Le vicomte n’avait guère changé en cette couple d’années. Peut-être son teint était-il un peu plus rouge à cause de ses courses continuelles au grand air ; peut-être, aussi, sa longue moustache de gaulois lui cachait-elle un peu plus les lèvres. Mais, sous la chemise de flanelle qui lui couvrait le torse, on devinait un corps toujours souple et nerveux.

Son compagnon, visiblement plus jeune, bien qu’il portât une barbe en pointe aussi rousse que sa chevelure, avait les façons d’un garçon alerte et déterminé.

– Nous approchons du bac de Batoche, dit tout à coup Henry. Tiens ! Philippe, tu vois cet enclos ? C’est là qu’était autrefois la maison de ce pauvre Athanase Guérin dont je t’ai souvent parlé !

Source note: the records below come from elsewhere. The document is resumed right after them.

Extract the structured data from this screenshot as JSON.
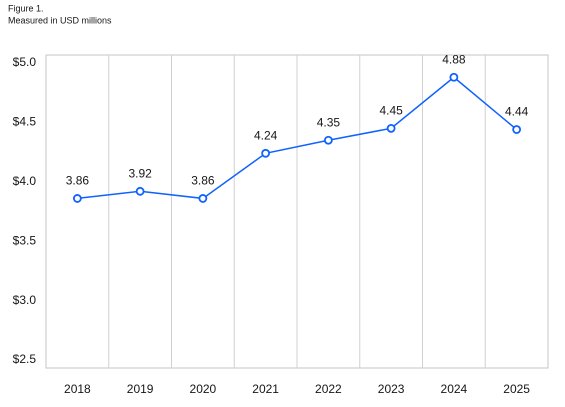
{
  "chart_data": {
    "type": "line",
    "title": "Figure 1.",
    "subtitle": "Measured in USD millions",
    "categories": [
      "2018",
      "2019",
      "2020",
      "2021",
      "2022",
      "2023",
      "2024",
      "2025"
    ],
    "values": [
      3.86,
      3.92,
      3.86,
      4.24,
      4.35,
      4.45,
      4.88,
      4.44
    ],
    "color": "#0f62fe",
    "ylim": [
      2.5,
      5.0
    ],
    "yticks": [
      {
        "value": 2.5,
        "label": "$2.5"
      },
      {
        "value": 3.0,
        "label": "$3.0"
      },
      {
        "value": 3.5,
        "label": "$3.5"
      },
      {
        "value": 4.0,
        "label": "$4.0"
      },
      {
        "value": 4.5,
        "label": "$4.5"
      },
      {
        "value": 5.0,
        "label": "$5.0"
      }
    ]
  }
}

Le rameur, les avirons en suspens, regardait de tous ses yeux la rive verdoyante.

— Et voici celle de Jean-Baptiste La Ronde, reprit le Français au bout d’un instant. Si nous n’étions pas attendus à la ferme Cadotte, nous nous y arrêterions… Ce sera pour une autre fois.

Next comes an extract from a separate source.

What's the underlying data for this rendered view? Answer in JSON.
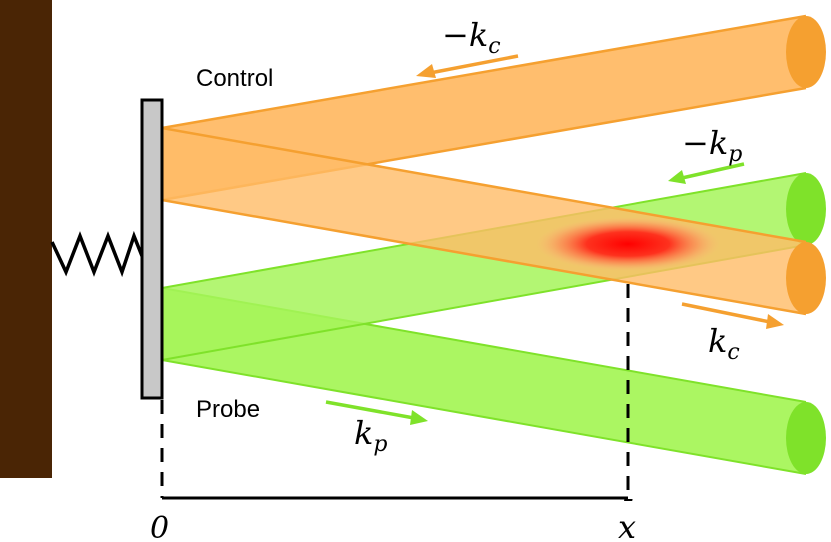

Déjà, au milieu des futaies de la berge apparaissaient l’église, les bâtiments qui l’environnaient, et, plus près de l’eau, ceux qui servirent de quartier général à Riel.

— Oui, mon cher, dit Vallonges d’une voix que l’émotion rendait grave, c’est dans ce décor-là que s’est achevé le drame héroïque il y a juste deux années aujourd’hui. Il faisait un temps comme celui-ci… je me souviens de cela comme si c’était hier… je m’en souviendrai ainsi toute ma vie…

— Comment en serait-il autrement ? repartit l’autre. De pareils souvenirs embellissent toute une existence… Ah ! je t’envie, Henry ! Au lieu de mener en France une vie inepte, j’aurais fichtrement mieux fait de venir ici combattre avec toi aux côtés de ces braves Bois-Brûlés !

— À quoi bon regretter le passé, Philippe ? Ce qui est fait est fait. Estime-toi donc heureux, au contraire, d’avoir eu l’occasion de rompre avec une manière de vivre assez plate et inutile… Depuis près de neuf mois que tu es installé à Aldina, tu n’as eu qu’à te louer de ta détermination… par conséquent…

— Oh ! pour ça oui, interrompit vivement le jeune homme, il est certain que notre exploitation promet… Mais, dis-moi donc, quel est cet homme que j’aperçois là-bas sur l’autre rive et qui paraît nous attendre ?

Henry de Vallonges se pencha un peu en avant, la main en abat-jour au-dessus des yeux :

— C’est pourtant pas Jean La Ronde, murmura-t-il… mais non, ce n’est pas lui !

Il demeura indécis quelques secondes, et, tout à coup, d’un ton joyeux :

— Parbleu ! s’écria-t-il, mais c’est Lạcroix ! Joseph Lacroix !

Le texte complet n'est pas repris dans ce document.